愛知県のお客様より「アビリオ債権回収に対して消滅時効の援用をしたい」とお問合せを受けました。
今回は、アビリオ債権回収から「重要なお知らせ」が届いた案件でした。
請求額をみると、遅延損害金等を含め115万円ほど(元金37万円ほど)となっていました。
アビリオ債権回収から「重要なお知らせ」が届いた場合の消滅時効の援用について、詳しくは以下のページをご参照ください。
アビリオ債権回収から届いた「重要なお知らせ」には、「返済期日」などが記載されていませんでした。
しかし、右のページの[備考]には、仮執行宣言付支払督促を取得している旨と事件番号が記載されていました。
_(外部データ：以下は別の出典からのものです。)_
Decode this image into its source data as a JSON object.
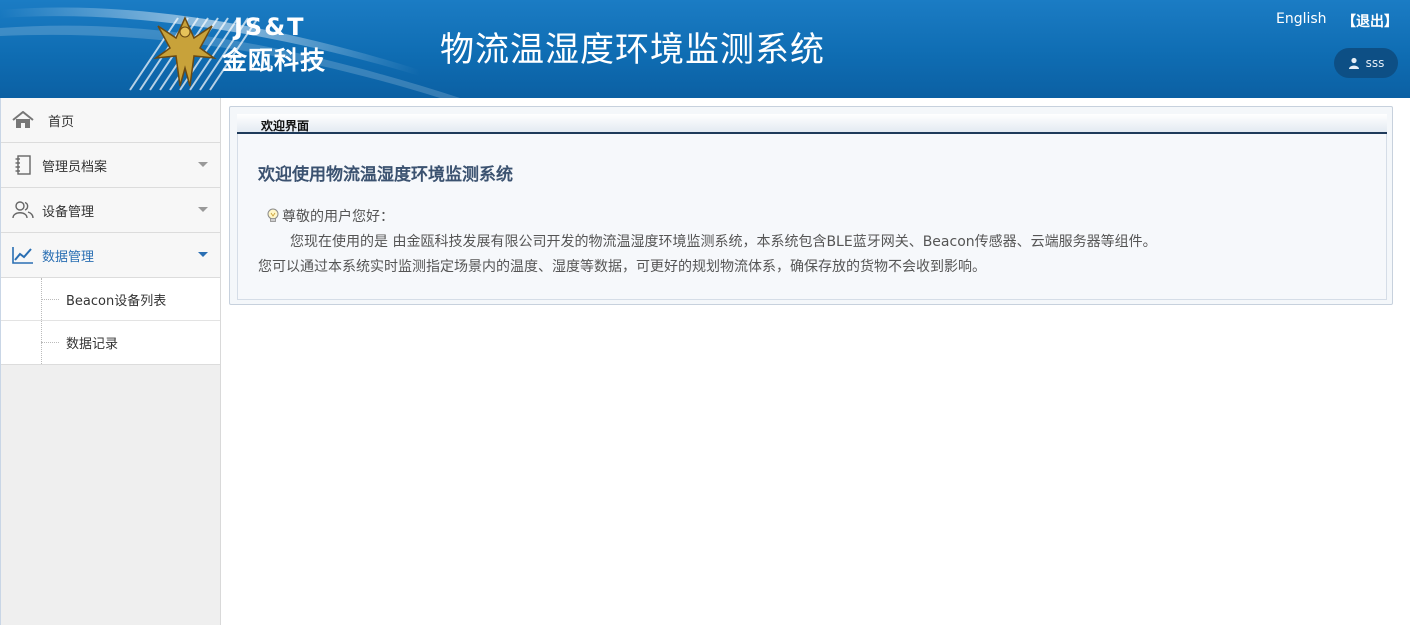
{
  "header": {
    "logo_top": "JS&T",
    "logo_bottom": "金瓯科技",
    "system_title": "物流温湿度环境监测系统",
    "english_label": "English",
    "logout_label": "【退出】",
    "username": "sss",
    "user_icon": "user-icon"
  },
  "sidebar": {
    "items": [
      {
        "label": "首页",
        "icon": "home-icon"
      },
      {
        "label": "管理员档案",
        "icon": "notebook-icon"
      },
      {
        "label": "设备管理",
        "icon": "users-icon"
      },
      {
        "label": "数据管理",
        "icon": "line-chart-icon"
      }
    ],
    "subitems": [
      {
        "label": "Beacon设备列表"
      },
      {
        "label": "数据记录"
      }
    ]
  },
  "main": {
    "tab_label": "欢迎界面",
    "welcome_title": "欢迎使用物流温湿度环境监测系统",
    "greeting": "尊敬的用户您好：",
    "paragraph1": "您现在使用的是 由金瓯科技发展有限公司开发的物流温湿度环境监测系统，本系统包含BLE蓝牙网关、Beacon传感器、云端服务器等组件。",
    "paragraph2": "您可以通过本系统实时监测指定场景内的温度、湿度等数据，可更好的规划物流体系，确保存放的货物不会收到影响。"
  },
  "colors": {
    "header_blue": "#0f6db3",
    "active_menu": "#2a6fb3",
    "title_text": "#3b5270"
  }
}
事件番号を見ると、10年以内に仮執行宣言付支払督促を取得していることがわかりました。
また、左のページを見ると、期限の利益の喪失日が記載されていました。
期限の利益の喪失日を見ると、期限の利益の喪失日から5年経過した後に仮執行宣言付支払督促を取得していることがわかりました。
なお、宮崎地方裁判所令和2年10月21日判決によれば、「貸金債権の消滅時効完成後に申し立てられて確定した仮執行宣言付支払督促には既判力はなく、消滅時効を援用することは信義則に反するとはいえず、消滅時効援用により貸金債権は確定的に消滅した」旨を判示しています。
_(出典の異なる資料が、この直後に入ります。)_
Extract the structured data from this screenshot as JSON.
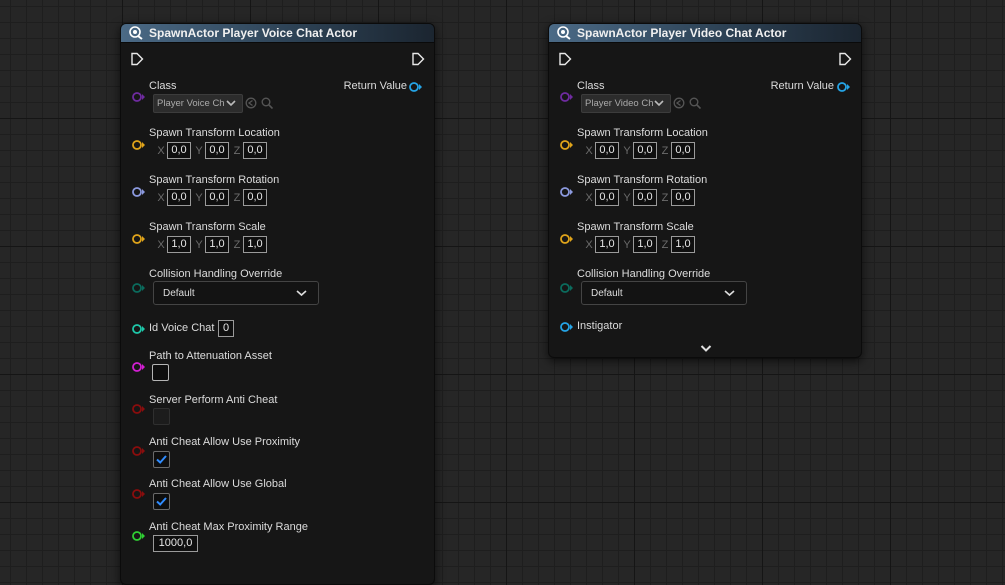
{
  "nodes": [
    {
      "title": "SpawnActor Player Voice Chat Actor",
      "class_label": "Class",
      "class_value": "Player Voice Chat Actor",
      "return_label": "Return Value",
      "location": {
        "label": "Spawn Transform Location",
        "x": "0,0",
        "y": "0,0",
        "z": "0,0"
      },
      "rotation": {
        "label": "Spawn Transform Rotation",
        "x": "0,0",
        "y": "0,0",
        "z": "0,0"
      },
      "scale": {
        "label": "Spawn Transform Scale",
        "x": "1,0",
        "y": "1,0",
        "z": "1,0"
      },
      "collision": {
        "label": "Collision Handling Override",
        "value": "Default"
      },
      "id_voice_chat": {
        "label": "Id Voice Chat",
        "value": "0"
      },
      "path_attenuation": {
        "label": "Path to Attenuation Asset"
      },
      "server_anti_cheat": {
        "label": "Server Perform Anti Cheat"
      },
      "allow_proximity": {
        "label": "Anti Cheat Allow Use Proximity",
        "checked": true
      },
      "allow_global": {
        "label": "Anti Cheat Allow Use Global",
        "checked": true
      },
      "max_range": {
        "label": "Anti Cheat Max Proximity Range",
        "value": "1000,0"
      }
    },
    {
      "title": "SpawnActor Player Video Chat Actor",
      "class_label": "Class",
      "class_value": "Player Video Chat Actor",
      "return_label": "Return Value",
      "location": {
        "label": "Spawn Transform Location",
        "x": "0,0",
        "y": "0,0",
        "z": "0,0"
      },
      "rotation": {
        "label": "Spawn Transform Rotation",
        "x": "0,0",
        "y": "0,0",
        "z": "0,0"
      },
      "scale": {
        "label": "Spawn Transform Scale",
        "x": "1,0",
        "y": "1,0",
        "z": "1,0"
      },
      "collision": {
        "label": "Collision Handling Override",
        "value": "Default"
      },
      "instigator": {
        "label": "Instigator"
      }
    }
  ],
  "axis_labels": {
    "x": "X",
    "y": "Y",
    "z": "Z"
  },
  "colors": {
    "class_pin": "#6f2ba0",
    "vector_pin": "#e0a41a",
    "rotator_pin": "#8c9adf",
    "enum_pin": "#0b6b5d",
    "int_pin": "#1ec7a9",
    "softref_pin": "#d31fd3",
    "bool_pin": "#8a0d0d",
    "float_pin": "#2fcf33",
    "object_pin": "#25a4e6",
    "header": "#4b6a86"
  },
  "icons": [
    "spawn-actor-icon",
    "exec-in-icon",
    "exec-out-icon",
    "browse-icon",
    "search-icon",
    "chevron-down-icon",
    "checkmark-icon",
    "advanced-expand-icon"
  ]
}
したがって、今回も時効期間である期限の利益の喪失日から5年経過してから申し立てられて確定した仮執行宣言付支払督促であるので、消滅時効の援用ができる可能性があると判断し、アビリオ債権回収に消滅時効の援用をする旨の内容証明郵便を配達証明書付で送付しました。
内容証明郵便がアビリオ債権回収に到達してから消滅時効の成立確認をしたところ、消滅時効を認めるとの回答をいただき、無事に消滅時効が成立しました。
また、今回は、借金がない旨の「残高証明書」も発行していただけました。
今回、遅延損害金等を含め115万円ほど(元金37万円ほど)請求されていましたが、消滅時効を援用することにより、債務が0円となりました。
10年以内に裁判を起こされている場合は、原則として、消滅時効を援用することができません。
しかし、今回説明したとおり、確定した仮執行宣言付支払督促を取得されていたとしても、それが消滅時効期間経過後に申し立てられたものであれば、消滅時効を援用することができます。
こういう場合は、なかなかご自身で消滅時効を援用できるのかどうか判断するのが難しいと思います。
したがって、ご自身で消滅時効の援用ができるかどうかを判断できない場合や消滅時効の援用を任せたい場合は、司法書士や弁護士に相談されることをおすすめします。